Why It Would Be Totally OK If Serena Williams Chose Not To Return To Tennis

By
Share

There is something about our culture that seems to really thrive on definitions. Some of us want to be able to point to something (or someone) and say, this is this, or that is that. Perhaps our definitions make us feel safe, make it easier for us to navigate this confusing world. But it doesn't mean our definitions actually get to define anyone. Take Serena Williams, for instance. We want to point at her and say, "tennis player." Fine. Except here's the thing: it would be totally OK if Serena Williams didn't return to tennis after her pregnancy, even though she says she intends to. Because — crazy thought here — maybe she doesn't really care about how other people perceive or define her.

There is no denying that Serena Williams is a fierce, talented, determined athlete. She has been playing tennis since she was just 3 years old, according to Biography.com, and won her first serious championship in 1999 when she was only 18. She has won 23 Grand Slam singles titles, and her most recent Grand Slam was won against her sister, Venus, at the Australian Open in January. Her most recent win put her ahead of former record-holder Steffi Graf, which means Williams is now ranked as the number one tennis player in the world. Williams has also won four Olympic gold medals.

Of course, as many of us know now, Williams happened to win her 23rd Grand Slam while she was in her first trimester. She and fiancé, Reddit co-founder Alexis Ohanian, are expecting their first baby this fall.

In the week since Williams announced her pregnancy with a baby bump selfie and the caption "20 weeks" via Snapchat, there has been a lot of talk about whether Williams will quit tennis once she has a baby. Let's just put aside the latent sexism of that question for a second here (the question that new fathers never hear and new mothers are plagued with seemingly from the outset of their pregnancies), and focus on this concept that Williams somehow needs to stay in tennis to remain relevant.

Almost immediately after her pregnancy was announced, Williams confirmed to Reuters through her rep that she will not be competing for the rest of the 2017 season. She plans to return to the sport next year.

And if she doesn't? Well that's fine too. She'll still be the same outspoken, independent, fearless badass we've all come to know and love, with or without a tennis racket. Defining her by her enormous skill as a tennis player, choosing to see her through that narrow lens, is just as ridiculous as defining someone simply by the fact that they're a mother.

Nobody in this world should ever be expected to be just one thing, even if that thing is amazing.
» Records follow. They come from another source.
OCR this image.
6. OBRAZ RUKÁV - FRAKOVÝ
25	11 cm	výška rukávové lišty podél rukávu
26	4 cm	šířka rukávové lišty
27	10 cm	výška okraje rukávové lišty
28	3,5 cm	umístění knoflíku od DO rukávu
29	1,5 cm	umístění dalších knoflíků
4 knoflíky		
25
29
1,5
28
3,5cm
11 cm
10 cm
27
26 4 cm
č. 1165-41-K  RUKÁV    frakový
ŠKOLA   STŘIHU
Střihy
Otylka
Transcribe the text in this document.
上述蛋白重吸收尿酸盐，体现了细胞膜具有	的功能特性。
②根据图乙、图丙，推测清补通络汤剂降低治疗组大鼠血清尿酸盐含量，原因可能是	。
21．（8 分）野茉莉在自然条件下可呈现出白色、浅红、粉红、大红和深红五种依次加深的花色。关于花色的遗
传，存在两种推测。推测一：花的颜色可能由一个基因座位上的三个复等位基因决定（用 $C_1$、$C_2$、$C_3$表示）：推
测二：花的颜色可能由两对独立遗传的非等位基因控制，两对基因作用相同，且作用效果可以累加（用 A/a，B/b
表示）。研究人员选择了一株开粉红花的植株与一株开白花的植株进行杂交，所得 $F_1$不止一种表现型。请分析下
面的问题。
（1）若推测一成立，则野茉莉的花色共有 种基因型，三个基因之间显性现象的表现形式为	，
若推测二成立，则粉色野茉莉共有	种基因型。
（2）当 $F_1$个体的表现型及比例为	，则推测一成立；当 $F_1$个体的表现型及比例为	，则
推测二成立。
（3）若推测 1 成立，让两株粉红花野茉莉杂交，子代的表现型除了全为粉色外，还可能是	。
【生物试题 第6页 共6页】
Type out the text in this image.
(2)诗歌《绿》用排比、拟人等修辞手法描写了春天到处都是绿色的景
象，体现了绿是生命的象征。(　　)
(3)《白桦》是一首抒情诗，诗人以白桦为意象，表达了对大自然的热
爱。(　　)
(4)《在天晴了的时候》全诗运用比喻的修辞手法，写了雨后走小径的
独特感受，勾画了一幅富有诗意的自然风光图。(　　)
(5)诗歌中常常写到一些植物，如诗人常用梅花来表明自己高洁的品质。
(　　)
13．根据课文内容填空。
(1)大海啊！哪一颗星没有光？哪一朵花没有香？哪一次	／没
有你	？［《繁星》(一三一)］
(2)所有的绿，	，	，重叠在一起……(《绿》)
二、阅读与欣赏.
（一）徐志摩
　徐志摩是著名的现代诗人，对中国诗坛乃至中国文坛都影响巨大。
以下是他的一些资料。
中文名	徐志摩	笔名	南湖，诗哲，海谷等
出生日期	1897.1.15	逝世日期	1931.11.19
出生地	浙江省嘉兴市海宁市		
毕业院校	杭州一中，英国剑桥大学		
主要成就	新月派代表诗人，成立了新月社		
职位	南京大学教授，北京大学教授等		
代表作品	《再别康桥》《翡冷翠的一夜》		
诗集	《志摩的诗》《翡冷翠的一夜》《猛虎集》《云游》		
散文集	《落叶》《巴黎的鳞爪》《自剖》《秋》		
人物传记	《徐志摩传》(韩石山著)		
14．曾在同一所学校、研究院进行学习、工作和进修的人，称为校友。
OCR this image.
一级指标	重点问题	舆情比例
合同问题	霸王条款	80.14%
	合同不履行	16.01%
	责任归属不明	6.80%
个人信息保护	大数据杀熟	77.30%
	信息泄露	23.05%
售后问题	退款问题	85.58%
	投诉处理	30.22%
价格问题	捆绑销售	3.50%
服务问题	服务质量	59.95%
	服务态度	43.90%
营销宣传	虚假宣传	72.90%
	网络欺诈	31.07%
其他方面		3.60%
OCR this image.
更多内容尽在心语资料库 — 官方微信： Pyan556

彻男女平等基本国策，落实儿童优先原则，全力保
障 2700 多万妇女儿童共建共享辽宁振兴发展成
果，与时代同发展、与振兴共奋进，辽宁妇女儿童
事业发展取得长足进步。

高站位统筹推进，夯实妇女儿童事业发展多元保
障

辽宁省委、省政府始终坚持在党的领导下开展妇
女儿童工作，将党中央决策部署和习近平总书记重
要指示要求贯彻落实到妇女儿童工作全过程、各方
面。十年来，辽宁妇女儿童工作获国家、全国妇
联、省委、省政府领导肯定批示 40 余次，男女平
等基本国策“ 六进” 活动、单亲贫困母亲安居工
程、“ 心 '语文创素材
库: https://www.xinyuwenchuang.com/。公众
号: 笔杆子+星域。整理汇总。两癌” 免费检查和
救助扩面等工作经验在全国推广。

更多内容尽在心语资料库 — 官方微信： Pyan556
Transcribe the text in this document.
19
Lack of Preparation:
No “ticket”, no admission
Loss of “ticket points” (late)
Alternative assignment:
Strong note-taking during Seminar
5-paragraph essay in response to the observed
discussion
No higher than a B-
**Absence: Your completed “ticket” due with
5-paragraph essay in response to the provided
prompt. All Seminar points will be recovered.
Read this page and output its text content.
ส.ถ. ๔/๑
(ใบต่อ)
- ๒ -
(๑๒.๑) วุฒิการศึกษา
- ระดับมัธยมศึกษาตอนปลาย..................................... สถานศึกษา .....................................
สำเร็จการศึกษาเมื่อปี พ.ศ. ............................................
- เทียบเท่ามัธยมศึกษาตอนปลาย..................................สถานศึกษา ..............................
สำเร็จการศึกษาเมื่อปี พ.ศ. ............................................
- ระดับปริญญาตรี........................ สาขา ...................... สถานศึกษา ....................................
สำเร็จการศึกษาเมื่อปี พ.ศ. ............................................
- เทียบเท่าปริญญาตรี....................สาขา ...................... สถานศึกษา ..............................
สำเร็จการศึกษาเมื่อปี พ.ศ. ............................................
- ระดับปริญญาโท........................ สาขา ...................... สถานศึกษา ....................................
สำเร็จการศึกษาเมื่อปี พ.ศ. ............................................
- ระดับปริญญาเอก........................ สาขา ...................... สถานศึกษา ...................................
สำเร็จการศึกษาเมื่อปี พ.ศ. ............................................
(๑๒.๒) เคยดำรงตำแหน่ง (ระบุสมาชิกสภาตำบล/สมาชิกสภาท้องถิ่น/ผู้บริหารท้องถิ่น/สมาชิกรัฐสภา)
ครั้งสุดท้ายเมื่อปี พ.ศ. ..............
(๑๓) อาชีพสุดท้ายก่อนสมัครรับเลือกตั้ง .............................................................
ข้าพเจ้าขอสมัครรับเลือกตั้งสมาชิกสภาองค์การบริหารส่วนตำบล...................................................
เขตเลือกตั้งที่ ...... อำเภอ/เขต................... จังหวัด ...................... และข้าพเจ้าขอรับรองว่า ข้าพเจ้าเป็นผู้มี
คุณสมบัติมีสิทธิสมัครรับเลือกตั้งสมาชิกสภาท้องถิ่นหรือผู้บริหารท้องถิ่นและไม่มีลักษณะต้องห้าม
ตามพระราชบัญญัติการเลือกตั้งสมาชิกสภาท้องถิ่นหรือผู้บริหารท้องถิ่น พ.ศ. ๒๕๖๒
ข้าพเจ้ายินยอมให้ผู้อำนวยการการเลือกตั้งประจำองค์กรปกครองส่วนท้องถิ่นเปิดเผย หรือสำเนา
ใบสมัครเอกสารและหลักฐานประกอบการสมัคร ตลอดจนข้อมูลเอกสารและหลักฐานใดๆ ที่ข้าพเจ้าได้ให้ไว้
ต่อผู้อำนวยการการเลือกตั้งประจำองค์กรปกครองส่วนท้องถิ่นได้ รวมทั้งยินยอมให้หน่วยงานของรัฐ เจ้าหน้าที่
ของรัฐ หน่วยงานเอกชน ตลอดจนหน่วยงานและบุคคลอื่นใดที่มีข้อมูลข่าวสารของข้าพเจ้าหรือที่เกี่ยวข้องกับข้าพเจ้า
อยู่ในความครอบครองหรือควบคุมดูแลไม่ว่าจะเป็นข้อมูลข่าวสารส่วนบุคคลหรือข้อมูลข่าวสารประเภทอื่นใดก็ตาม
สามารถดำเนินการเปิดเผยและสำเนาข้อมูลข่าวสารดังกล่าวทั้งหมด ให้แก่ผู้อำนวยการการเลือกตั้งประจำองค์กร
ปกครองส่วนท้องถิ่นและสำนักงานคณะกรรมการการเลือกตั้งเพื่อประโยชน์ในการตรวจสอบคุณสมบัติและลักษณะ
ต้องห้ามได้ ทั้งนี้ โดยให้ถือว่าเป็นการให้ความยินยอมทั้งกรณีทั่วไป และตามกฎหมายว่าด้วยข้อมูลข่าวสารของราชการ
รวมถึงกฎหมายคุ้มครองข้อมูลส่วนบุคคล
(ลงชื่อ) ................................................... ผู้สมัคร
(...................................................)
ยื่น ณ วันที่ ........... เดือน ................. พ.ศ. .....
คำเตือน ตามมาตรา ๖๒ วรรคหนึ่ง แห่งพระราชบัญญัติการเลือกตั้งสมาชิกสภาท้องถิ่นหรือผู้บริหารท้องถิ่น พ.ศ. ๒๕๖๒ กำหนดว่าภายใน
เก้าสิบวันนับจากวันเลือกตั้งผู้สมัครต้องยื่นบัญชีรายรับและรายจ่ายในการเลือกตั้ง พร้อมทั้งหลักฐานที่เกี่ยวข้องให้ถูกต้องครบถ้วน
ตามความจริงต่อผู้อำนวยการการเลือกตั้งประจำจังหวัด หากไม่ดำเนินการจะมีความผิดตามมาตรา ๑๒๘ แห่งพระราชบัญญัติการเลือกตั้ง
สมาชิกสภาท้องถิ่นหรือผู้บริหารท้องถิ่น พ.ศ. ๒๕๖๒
Even if she happens to be the best in the world at what she does... it is still just what she does. It isn't all of who she is. And, even if Williams would say that tennis does define her, she has the right to change that definition — without input from anyone who feels that she's making a horrible mistake.

She gets to determine her value, just as we all do. She gets to embrace all of the different traits and qualities she houses inside herself. She is the one who will decide on this next chapter of her life. The only thing fans can and should do, if they're lucky enough, is go along for the ride and support her in whatever ways they can.